The ethics of care (alternatively care ethics or EoC) is a normative ethical theory that holds interpersonal relationships and care or benevolence as a virtue as central to moral action. It is one of a cluster of normative ethical theories that were developed by feminists in the second half of the twentieth century. While consequentialist and deontological ethical theories emphasize universal standards and impartiality, ethics of care emphasize the importance of response. The shift in moral perspective is manifested by a change in the moral question from "what is just?" to "how to respond?". Ethics of care criticize application of universal standards as "morally problematic, since it breeds moral blindness or indifference."
Some beliefs of the theory are basic:
One of the founders of the ethics of care was American ethicist and psychologist Carol Gilligan. Gilligan was a student of developmental psychologist Lawrence Kohlberg. Gilligan developed her moral theory in contrast to her mentor's theory of stages of moral development.

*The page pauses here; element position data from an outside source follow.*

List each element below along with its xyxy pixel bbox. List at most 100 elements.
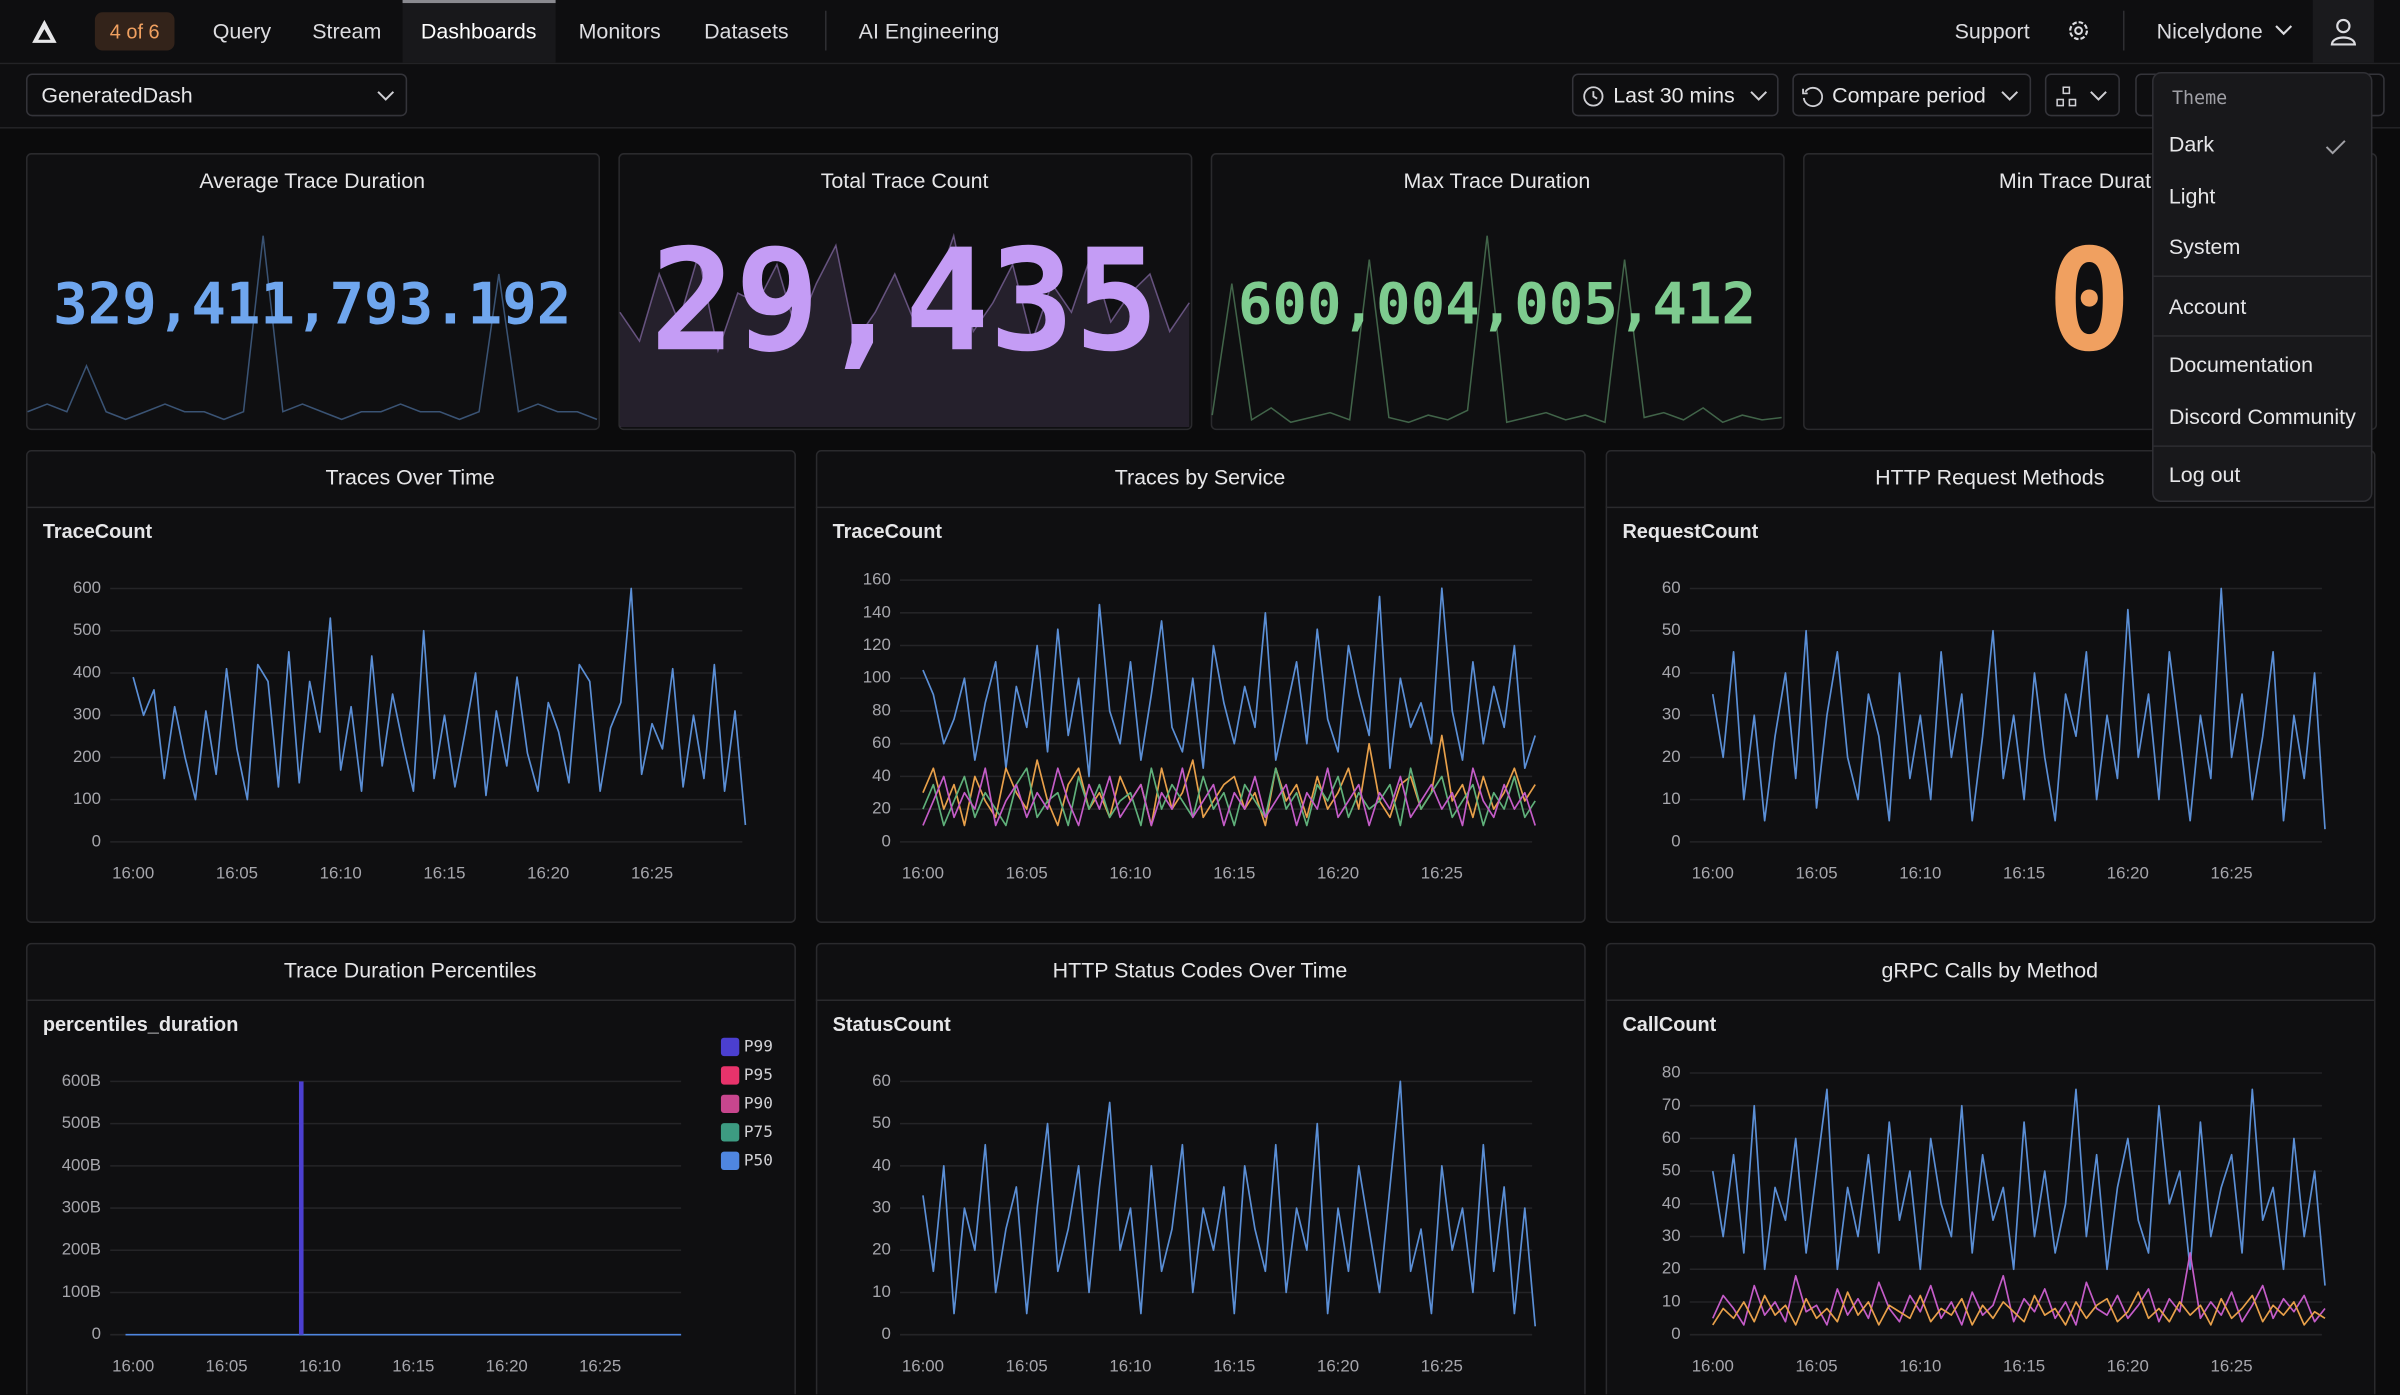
y-tick-label: 120 <box>863 635 891 654</box>
badge: 4 of 6 <box>94 12 175 51</box>
series-line <box>922 734 1536 827</box>
nav-item[interactable]: Datasets <box>704 18 789 43</box>
panel-title: HTTP Request Methods <box>1875 466 2104 490</box>
x-tick-label: 16:05 <box>1006 863 1048 882</box>
y-tick-label: 30 <box>1662 705 1681 724</box>
x-tick-label: 16:05 <box>205 1356 247 1375</box>
chevron <box>1750 91 1768 101</box>
sparkline <box>1211 235 1782 424</box>
history-icon <box>1802 86 1823 108</box>
panel-title: HTTP Status Codes Over Time <box>1053 959 1348 983</box>
toolbar: GeneratedDash Last 30 mins Compare perio… <box>0 64 2400 129</box>
x-tick-label: 16:20 <box>1317 1356 1359 1375</box>
y-tick-label: 100B <box>62 1282 101 1301</box>
support-link[interactable]: Support <box>1954 18 2030 43</box>
legend-label: P99 <box>744 1036 773 1055</box>
series-line <box>1711 587 2326 830</box>
divider <box>2153 275 2371 278</box>
separator <box>2122 10 2125 51</box>
stat-title: Max Trace Duration <box>1404 169 1591 193</box>
y-axis-label: RequestCount <box>1622 521 1758 543</box>
x-tick-label: 16:10 <box>1109 1356 1151 1375</box>
series-line <box>922 587 1537 778</box>
legend-swatch <box>720 1066 740 1085</box>
y-tick-label: 20 <box>872 1240 891 1259</box>
theme-option[interactable]: System <box>2168 234 2241 259</box>
compare-button[interactable]: Compare period <box>1792 73 2032 117</box>
y-tick-label: 0 <box>881 831 890 850</box>
x-tick-label: 16:10 <box>320 863 362 882</box>
chevron <box>377 91 395 101</box>
user-dropdown: Theme Dark Light System Account Document… <box>2152 71 2373 503</box>
group-icon <box>2056 86 2107 107</box>
x-tick-label: 16:20 <box>2107 863 2149 882</box>
stat-card <box>1210 153 1785 431</box>
nav-item[interactable]: Monitors <box>578 18 661 43</box>
y-tick-label: 140 <box>863 602 891 621</box>
x-tick-label: 16:25 <box>1421 863 1463 882</box>
logo[interactable] <box>31 18 59 44</box>
separator <box>824 10 827 51</box>
y-tick-label: 160 <box>863 570 891 589</box>
y-tick-label: 500B <box>62 1113 101 1132</box>
y-tick-label: 0 <box>92 1324 101 1343</box>
y-axis-label: StatusCount <box>833 1014 952 1036</box>
sparkline-area <box>619 235 1190 428</box>
theme-option[interactable]: Light <box>2168 183 2216 209</box>
y-tick-label: 30 <box>872 1198 891 1217</box>
y-tick-label: 20 <box>1662 1259 1681 1278</box>
bar <box>298 1081 304 1335</box>
stat-value: 600,004,005,412 <box>1238 270 1756 337</box>
series-line <box>1712 1291 2326 1326</box>
nav-item[interactable]: AI Engineering <box>858 18 1000 43</box>
panel <box>1605 449 2376 923</box>
nav-item[interactable]: Stream <box>312 18 382 43</box>
menu-link[interactable]: Documentation <box>2168 352 2314 377</box>
x-tick-label: 16:10 <box>1109 863 1151 882</box>
y-axis-label: TraceCount <box>43 521 153 543</box>
y-tick-label: 40 <box>1662 1193 1681 1212</box>
nav-item[interactable]: Dashboards <box>420 18 537 43</box>
sparkline <box>619 232 1190 354</box>
menu-link[interactable]: Account <box>2168 293 2247 319</box>
settings-icon[interactable] <box>2066 18 2090 42</box>
panel <box>1605 942 2376 1395</box>
y-tick-label: 60 <box>1662 1128 1681 1147</box>
y-tick-label: 100 <box>73 789 101 808</box>
x-tick-label: 16:00 <box>112 1356 154 1375</box>
x-tick-label: 16:10 <box>1899 863 1941 882</box>
x-tick-label: 16:25 <box>1421 1356 1463 1375</box>
y-tick-label: 300 <box>73 705 101 724</box>
group-button[interactable] <box>2044 73 2120 117</box>
stat-value: 29,435 <box>650 219 1159 383</box>
y-tick-label: 40 <box>1662 662 1681 681</box>
menu-link[interactable]: Discord Community <box>2168 404 2356 429</box>
y-tick-label: 200 <box>73 747 101 766</box>
y-tick-label: 0 <box>881 1324 890 1343</box>
y-tick-label: 200B <box>62 1240 101 1259</box>
nav-item[interactable]: Query <box>212 18 272 43</box>
menu-heading: Theme <box>2171 87 2228 109</box>
series-line <box>922 1080 1537 1327</box>
menu-link[interactable]: Log out <box>2168 462 2241 487</box>
y-tick-label: 600B <box>62 1071 101 1090</box>
time-range-button[interactable]: Last 30 mins <box>1571 73 1779 117</box>
stat-title: Min Trace Duration <box>1999 169 2180 193</box>
divider <box>2153 335 2371 337</box>
x-tick-label: 16:15 <box>1213 1356 1255 1375</box>
panel <box>815 942 1586 1395</box>
user-menu[interactable]: Nicelydone <box>2156 18 2263 43</box>
x-tick-label: 16:25 <box>579 1356 621 1375</box>
stat-card <box>26 153 600 431</box>
user-icon[interactable] <box>2330 17 2358 46</box>
legend-label: P95 <box>744 1065 773 1084</box>
check-icon <box>2325 140 2346 155</box>
dashboard-select[interactable]: GeneratedDash <box>26 73 408 117</box>
x-tick-label: 16:15 <box>2003 1356 2045 1375</box>
y-tick-label: 50 <box>1662 1161 1681 1180</box>
compare-label: Compare period <box>1832 82 1986 108</box>
y-tick-label: 20 <box>1662 747 1681 766</box>
clock-icon <box>1583 86 1604 107</box>
top-nav: 4 of 6 Query Stream Dashboards Monitors … <box>0 0 2400 65</box>
theme-option[interactable]: Dark <box>2168 131 2215 157</box>
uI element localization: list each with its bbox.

She held that measuring progress by Kohlberg's model resulted in boys being found to be more morally mature than girls, and this held for adult men and women as well (although when education is controlled for there are no gender differences). Gilligan further argued that Kohlberg's model was not an objective scale of moral development. It displayed a particularly masculine perspective on morality, founded on justice and abstract duties or obligations. Other researchers, however, have found the scale to be psychometrically sound.
Gilligan's In a Different Voice offered the perspective that men and women have tendencies to view morality in different terms. Her theory claimed women tended to emphasize empathy and compassion over the notions of morality that are privileged in Kohlberg's scale. Subsequent research suggests that the discrepancy in being oriented towards care-based or justice-based ethical approaches may be based on gender differences, or on differences in actual current life situations of the genders.